OLYMPIA, WA–Trucking companies, not taxpayers, will be on the hook for a 2013 incident that led to the collapse of a section of I-5 bridge in Mount Vernon, according to a split decision by the Washington State Supreme Court Wednesday.
In the 5-4 decision, Justice Steve Gonzalez ruled today that Mullen Trucking 2005 Ltd., a Canadian corporation, is liable for the incident that involved a truck carrying an oversized load that struck the overhead support beams of the bridge leading to the collapse into the Skagit River.
No one was killed in the collapse but the incident left three people with minor injuries. The bridge is an important transportation link between Vancouver, B.C. and Seattle with an average 71,000 vehicles crossing each day.
An analysis published by engineers in The Journal of Performance of Constructed Facilities found that the bridge repair costs exceeded $15 million and that figure “doesn’t account for economic losses that the area felt because they and visitors no longer had access to the interstate.”

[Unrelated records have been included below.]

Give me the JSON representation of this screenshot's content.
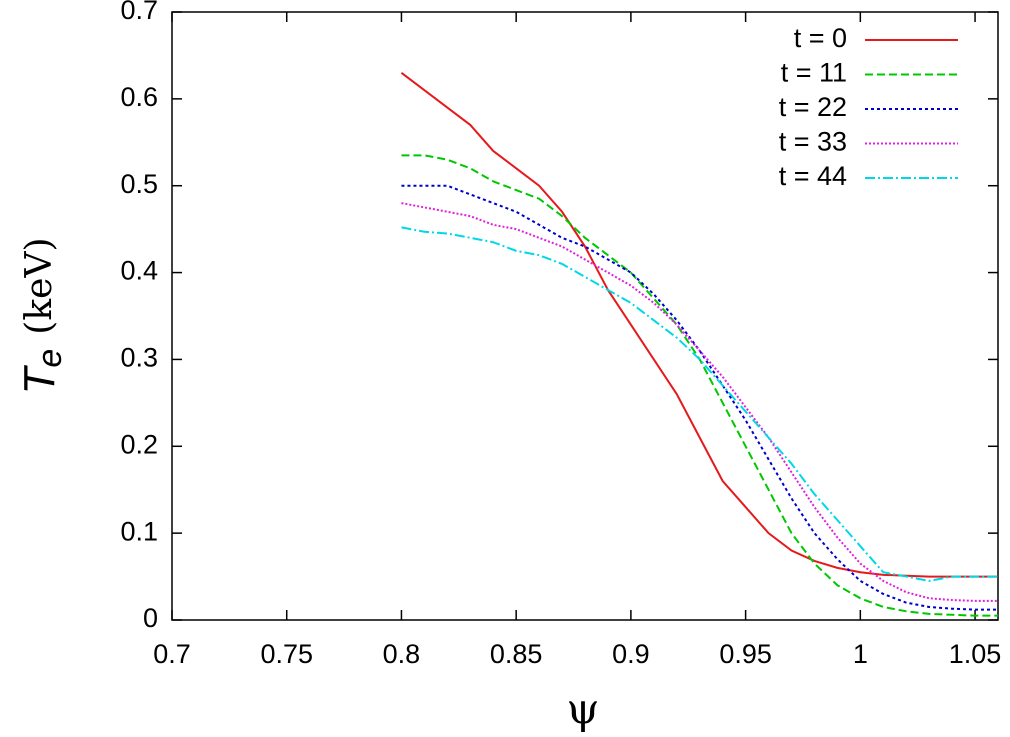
{
  "chart_data": {
    "type": "line",
    "xlabel": "ψ",
    "ylabel": {
      "symbol": "T",
      "subscript": "e",
      "unit": "(keV)"
    },
    "x": [
      0.8,
      0.81,
      0.82,
      0.83,
      0.84,
      0.85,
      0.86,
      0.87,
      0.88,
      0.89,
      0.9,
      0.91,
      0.92,
      0.93,
      0.94,
      0.95,
      0.96,
      0.97,
      0.98,
      0.99,
      1.0,
      1.01,
      1.02,
      1.03,
      1.04,
      1.05,
      1.06
    ],
    "series": [
      {
        "name": "t = 0",
        "color": "#e41a1c",
        "dash": "none",
        "values": [
          0.63,
          0.61,
          0.59,
          0.57,
          0.54,
          0.52,
          0.5,
          0.47,
          0.43,
          0.38,
          0.34,
          0.3,
          0.26,
          0.21,
          0.16,
          0.13,
          0.1,
          0.08,
          0.068,
          0.06,
          0.055,
          0.052,
          0.051,
          0.05,
          0.05,
          0.05,
          0.05
        ]
      },
      {
        "name": "t = 11",
        "color": "#00c800",
        "dash": "8 4",
        "values": [
          0.535,
          0.535,
          0.53,
          0.52,
          0.505,
          0.495,
          0.485,
          0.465,
          0.44,
          0.42,
          0.4,
          0.37,
          0.34,
          0.3,
          0.25,
          0.2,
          0.15,
          0.1,
          0.065,
          0.04,
          0.025,
          0.015,
          0.01,
          0.007,
          0.006,
          0.005,
          0.005
        ]
      },
      {
        "name": "t = 22",
        "color": "#0000cd",
        "dash": "3 3",
        "values": [
          0.5,
          0.5,
          0.5,
          0.49,
          0.48,
          0.47,
          0.455,
          0.44,
          0.43,
          0.415,
          0.4,
          0.375,
          0.345,
          0.31,
          0.27,
          0.23,
          0.185,
          0.14,
          0.1,
          0.07,
          0.045,
          0.03,
          0.02,
          0.015,
          0.013,
          0.012,
          0.012
        ]
      },
      {
        "name": "t = 33",
        "color": "#e020e0",
        "dash": "2 2",
        "values": [
          0.48,
          0.475,
          0.47,
          0.465,
          0.455,
          0.45,
          0.44,
          0.43,
          0.415,
          0.4,
          0.385,
          0.365,
          0.34,
          0.31,
          0.28,
          0.245,
          0.21,
          0.17,
          0.13,
          0.095,
          0.065,
          0.045,
          0.032,
          0.025,
          0.023,
          0.022,
          0.022
        ]
      },
      {
        "name": "t = 44",
        "color": "#00d8e8",
        "dash": "10 3 2 3",
        "values": [
          0.452,
          0.447,
          0.445,
          0.44,
          0.435,
          0.425,
          0.42,
          0.41,
          0.395,
          0.38,
          0.365,
          0.345,
          0.325,
          0.3,
          0.27,
          0.24,
          0.21,
          0.18,
          0.145,
          0.115,
          0.085,
          0.055,
          0.05,
          0.045,
          0.05,
          0.05,
          0.05
        ]
      }
    ],
    "xlim": [
      0.7,
      1.06
    ],
    "xticks": [
      0.7,
      0.75,
      0.8,
      0.85,
      0.9,
      0.95,
      1,
      1.05
    ],
    "ylim": [
      0,
      0.7
    ],
    "yticks": [
      0,
      0.1,
      0.2,
      0.3,
      0.4,
      0.5,
      0.6,
      0.7
    ],
    "grid": false,
    "legend": "top-right"
  }
}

On May 23, 2013, William Scott, a driver for Mullen Trucking 2005 Ltd., was transporting a 15-foot 11-inch oversize load on I-5 from Canada to Vancouver, Washington, which required crossing the Skagit River Bridge in Mount Vernon. The bridge varied in vertical clearance from 17 feet 3 inches in the center to 14 feet 5 inches at the edge.
Court documents allege that Mullen Trucking had obtained a permit from the Washington State Department of Transportation (WSDOT) for a 15-foot 9-inch load.

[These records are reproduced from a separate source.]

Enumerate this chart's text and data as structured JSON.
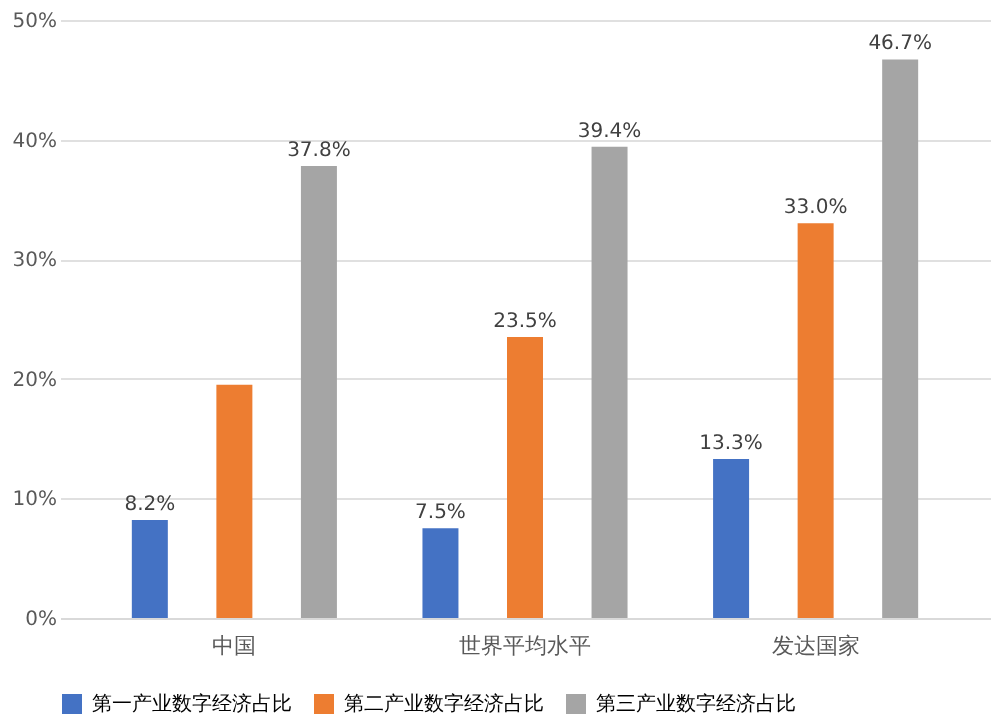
{
  "chart_data": {
    "type": "bar",
    "categories": [
      "中国",
      "世界平均水平",
      "发达国家"
    ],
    "series": [
      {
        "name": "第一产业数字经济占比",
        "color": "#4472c4",
        "values": [
          8.2,
          7.5,
          13.3
        ],
        "value_labels": [
          "8.2%",
          "7.5%",
          "13.3%"
        ]
      },
      {
        "name": "第二产业数字经济占比",
        "color": "#ed7d31",
        "values": [
          19.5,
          23.5,
          33.0
        ],
        "value_labels": [
          null,
          "23.5%",
          "33.0%"
        ]
      },
      {
        "name": "第三产业数字经济占比",
        "color": "#a5a5a5",
        "values": [
          37.8,
          39.4,
          46.7
        ],
        "value_labels": [
          "37.8%",
          "39.4%",
          "46.7%"
        ]
      }
    ],
    "ylim": [
      0,
      50
    ],
    "yticks": [
      {
        "value": 0,
        "label": "0%"
      },
      {
        "value": 10,
        "label": "10%"
      },
      {
        "value": 20,
        "label": "20%"
      },
      {
        "value": 30,
        "label": "30%"
      },
      {
        "value": 40,
        "label": "40%"
      },
      {
        "value": 50,
        "label": "50%"
      }
    ],
    "grid": "y",
    "legend": "bottom"
  }
}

However, following the accident, the Washington State Patrol measured the load at 15 feet 11 inches, two inches above permit allowance. Further, the permit obtained from WSDOT contained a written warning, stating “ROUTE DOES NOT GUARANTEE HEIGHT CLEARANCES.”

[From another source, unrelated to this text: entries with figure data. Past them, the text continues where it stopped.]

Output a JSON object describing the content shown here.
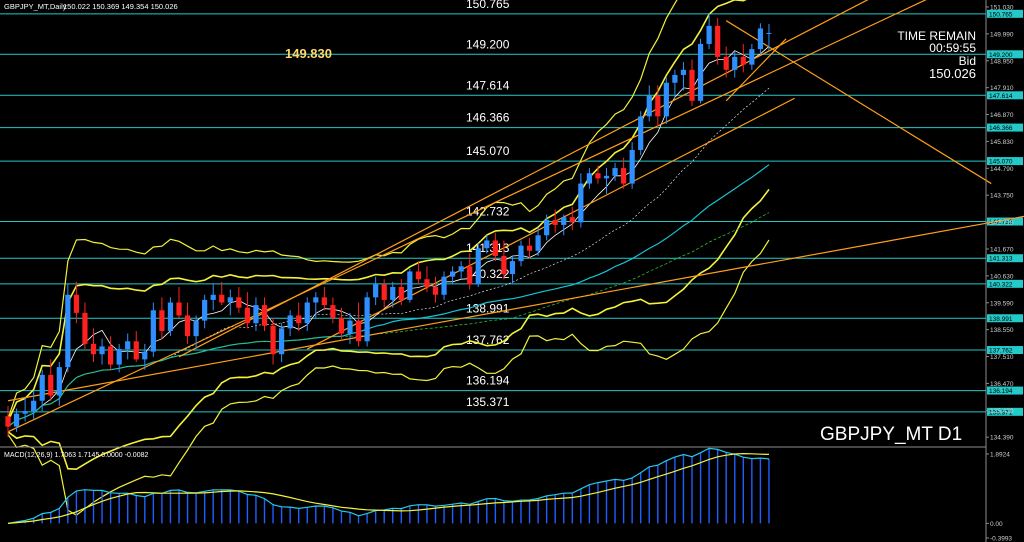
{
  "header": {
    "symbol_line": "GBPJPY_MT,Daily",
    "ohlc_line": "150.022 150.369 149.354 150.026"
  },
  "watermark": "GBPJPY_MT D1",
  "info_panel": {
    "time_remain_label": "TIME REMAIN",
    "time_remain_value": "00:59:55",
    "bid_label": "Bid",
    "bid_value": "150.026"
  },
  "highlight_price": "149.830",
  "indicator": {
    "name_line": "MACD(12,26,9) 1.7063 1.7145 0.0000 -0.0082",
    "scale_labels": [
      "1.8924",
      "0.00",
      "-0.3993"
    ],
    "scale_values": [
      1.8924,
      0.0,
      -0.3993
    ]
  },
  "colors": {
    "background": "#000000",
    "bull_candle": "#2f8fff",
    "bear_candle": "#ff2020",
    "level_line": "#24c9c9",
    "bollinger": "#f2f23a",
    "trendline": "#ff9f1a",
    "ma_slow": "#17c3d6",
    "ma_dashed": "#37b437",
    "macd_line": "#27c8e8",
    "signal_line": "#f2f23a",
    "histogram": "#1f5fff"
  },
  "chart_data": {
    "type": "candlestick",
    "ylim": [
      134.05,
      151.3
    ],
    "price_scale_labels": [
      "151.030",
      "149.990",
      "148.950",
      "147.910",
      "146.870",
      "145.830",
      "144.790",
      "143.750",
      "142.710",
      "141.670",
      "140.630",
      "139.590",
      "138.550",
      "137.510",
      "136.470",
      "135.430",
      "134.390"
    ],
    "price_scale_values": [
      151.03,
      149.99,
      148.95,
      147.91,
      146.87,
      145.83,
      144.79,
      143.75,
      142.71,
      141.67,
      140.63,
      139.59,
      138.55,
      137.51,
      136.47,
      135.43,
      134.39
    ],
    "levels": [
      {
        "label": "150.765",
        "value": 150.765
      },
      {
        "label": "149.200",
        "value": 149.2
      },
      {
        "label": "147.614",
        "value": 147.614
      },
      {
        "label": "146.366",
        "value": 146.366
      },
      {
        "label": "145.070",
        "value": 145.07
      },
      {
        "label": "142.732",
        "value": 142.732
      },
      {
        "label": "141.313",
        "value": 141.313
      },
      {
        "label": "140.322",
        "value": 140.322
      },
      {
        "label": "138.991",
        "value": 138.991
      },
      {
        "label": "137.762",
        "value": 137.762
      },
      {
        "label": "136.194",
        "value": 136.194
      },
      {
        "label": "135.371",
        "value": 135.371
      }
    ],
    "candles": [
      [
        135.2,
        135.6,
        134.4,
        134.8
      ],
      [
        134.8,
        135.5,
        134.6,
        135.3
      ],
      [
        135.3,
        135.9,
        135.0,
        135.4
      ],
      [
        135.4,
        136.2,
        135.1,
        135.8
      ],
      [
        135.8,
        137.0,
        135.4,
        136.8
      ],
      [
        136.8,
        137.4,
        135.8,
        136.0
      ],
      [
        136.0,
        137.3,
        135.6,
        137.1
      ],
      [
        137.1,
        140.3,
        136.9,
        139.9
      ],
      [
        139.9,
        140.4,
        138.8,
        139.2
      ],
      [
        139.2,
        139.6,
        137.8,
        138.0
      ],
      [
        138.0,
        138.6,
        137.3,
        137.6
      ],
      [
        137.6,
        138.2,
        137.2,
        137.9
      ],
      [
        137.9,
        138.3,
        137.0,
        137.2
      ],
      [
        137.2,
        138.0,
        136.9,
        137.8
      ],
      [
        137.8,
        138.4,
        137.4,
        138.1
      ],
      [
        138.1,
        138.5,
        137.3,
        137.4
      ],
      [
        137.4,
        138.0,
        137.0,
        137.7
      ],
      [
        137.7,
        139.6,
        137.5,
        139.3
      ],
      [
        139.3,
        139.8,
        138.2,
        138.5
      ],
      [
        138.5,
        139.8,
        138.3,
        139.6
      ],
      [
        139.6,
        140.2,
        139.0,
        139.1
      ],
      [
        139.1,
        139.6,
        138.0,
        138.3
      ],
      [
        138.3,
        139.1,
        137.8,
        138.9
      ],
      [
        138.9,
        139.9,
        138.6,
        139.7
      ],
      [
        139.7,
        140.3,
        139.3,
        139.9
      ],
      [
        139.9,
        140.4,
        139.5,
        139.6
      ],
      [
        139.6,
        140.1,
        139.1,
        139.8
      ],
      [
        139.8,
        140.2,
        139.2,
        139.4
      ],
      [
        139.4,
        140.0,
        138.6,
        138.8
      ],
      [
        138.8,
        139.8,
        138.5,
        139.5
      ],
      [
        139.5,
        139.8,
        138.5,
        138.7
      ],
      [
        138.7,
        139.0,
        137.2,
        137.6
      ],
      [
        137.6,
        138.8,
        137.3,
        138.6
      ],
      [
        138.6,
        139.3,
        138.3,
        139.1
      ],
      [
        139.1,
        139.6,
        138.5,
        138.8
      ],
      [
        138.8,
        139.8,
        138.5,
        139.6
      ],
      [
        139.6,
        140.0,
        139.0,
        139.8
      ],
      [
        139.8,
        140.2,
        139.3,
        139.5
      ],
      [
        139.5,
        139.8,
        138.8,
        139.0
      ],
      [
        139.0,
        139.4,
        138.2,
        138.4
      ],
      [
        138.4,
        139.2,
        138.0,
        138.9
      ],
      [
        138.9,
        139.6,
        137.9,
        138.1
      ],
      [
        138.1,
        140.0,
        137.9,
        139.8
      ],
      [
        139.8,
        140.6,
        139.5,
        140.3
      ],
      [
        140.3,
        140.5,
        139.4,
        139.7
      ],
      [
        139.7,
        140.4,
        139.4,
        140.2
      ],
      [
        140.2,
        140.5,
        139.5,
        139.7
      ],
      [
        139.7,
        140.9,
        139.6,
        140.8
      ],
      [
        140.8,
        141.2,
        140.3,
        140.5
      ],
      [
        140.5,
        141.0,
        140.0,
        140.2
      ],
      [
        140.2,
        140.6,
        139.6,
        139.9
      ],
      [
        139.9,
        140.8,
        139.7,
        140.6
      ],
      [
        140.6,
        141.0,
        140.3,
        140.8
      ],
      [
        140.8,
        141.2,
        140.5,
        141.0
      ],
      [
        141.0,
        141.5,
        140.1,
        140.3
      ],
      [
        140.3,
        141.9,
        140.2,
        141.7
      ],
      [
        141.7,
        142.2,
        141.5,
        142.0
      ],
      [
        142.0,
        142.3,
        141.2,
        141.4
      ],
      [
        141.4,
        142.0,
        140.5,
        140.7
      ],
      [
        140.7,
        141.4,
        140.3,
        141.2
      ],
      [
        141.2,
        142.0,
        141.0,
        141.8
      ],
      [
        141.8,
        142.1,
        141.3,
        141.6
      ],
      [
        141.6,
        142.5,
        141.4,
        142.2
      ],
      [
        142.2,
        143.0,
        142.0,
        142.8
      ],
      [
        142.8,
        143.2,
        142.3,
        142.6
      ],
      [
        142.6,
        143.0,
        142.2,
        142.9
      ],
      [
        142.9,
        143.3,
        142.4,
        142.7
      ],
      [
        142.7,
        144.6,
        142.5,
        144.2
      ],
      [
        144.2,
        144.8,
        144.0,
        144.6
      ],
      [
        144.6,
        144.9,
        144.2,
        144.4
      ],
      [
        144.4,
        144.8,
        143.8,
        144.5
      ],
      [
        144.5,
        145.0,
        144.3,
        144.8
      ],
      [
        144.8,
        145.2,
        144.0,
        144.2
      ],
      [
        144.2,
        145.8,
        144.0,
        145.5
      ],
      [
        145.5,
        147.0,
        145.3,
        146.8
      ],
      [
        146.8,
        148.0,
        146.6,
        147.6
      ],
      [
        147.6,
        148.0,
        146.4,
        146.8
      ],
      [
        146.8,
        148.3,
        146.5,
        148.1
      ],
      [
        148.1,
        148.6,
        147.5,
        148.4
      ],
      [
        148.4,
        148.9,
        147.8,
        148.6
      ],
      [
        148.6,
        149.0,
        147.2,
        147.4
      ],
      [
        147.4,
        149.8,
        147.3,
        149.6
      ],
      [
        149.6,
        150.8,
        149.4,
        150.3
      ],
      [
        150.3,
        150.6,
        148.8,
        149.1
      ],
      [
        149.1,
        149.5,
        148.3,
        148.6
      ],
      [
        148.6,
        149.3,
        148.3,
        149.1
      ],
      [
        149.1,
        149.6,
        148.5,
        148.8
      ],
      [
        148.8,
        149.6,
        148.6,
        149.4
      ],
      [
        149.4,
        150.4,
        149.2,
        150.2
      ],
      [
        150.022,
        150.369,
        149.354,
        150.026
      ]
    ]
  }
}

Scott’s truck also had a pilot vehicle—a 1997 Dodge Ram pickup truck driven by Tammy Detray—traveling in front of him with a 16-foot, 2-inch tall clearance pole. As the clearance vehicle crossed the bridge in the right lane, at least one witness said the clearance pole hit the bridge three or four times. Detray, however, said in a written statement that she did not strike the bridge with the pole but that she was distracted because she was talking to her husband on a handsfree cellphone device.
Investigators determined that Detray was only 4.12 seconds and between 332 and 363 feet ahead of Scott, according to court documents, and even if Detray had alerted Scott to a clearance issue, Scott was too close to alter his path.
About a half mile before Scott entered the bridge, he noticed an approaching truck which was owned by codefendant Motorways Transport Ltd. and driven by Amandeep Sidhu, preventing Scott from switching lanes.
As they entered the bridge, Scott’s oversize load struck the lower right portion of the bridge. Next, there was a giant bang, and “everything got violent,” he said, adding objects were thrown through the air and everything shook. As he looked back, he realized the bridge was in the water.
An investigation team determined the proximate cause of the collision was directly attributable to Scott’s negligence and the state sued Mullen Trucking and Motorways Transport for negligence.
The trucking companies countersued, claiming the State was partially at fault and negligent in issuing a permit for the load and maintaining the bridge, court documents said.
Justice Gonzalez cited the state’s 1986 Comparative Fault statute that states “no liability may attach” to the state Department of Transportation as well as the 1937 Motor Vehicle Act, which imposes broad liability to those who cause damage to bridges and elevated structures while driving.
Dissenting justices argued that the state could still be found liable if they had failed to properly maintain the bridge.
According to court documents, the bridge had been deemed “functionally obsolete” and a “Fracture Critical Bridge,” and had been struck nine times before it collapsed.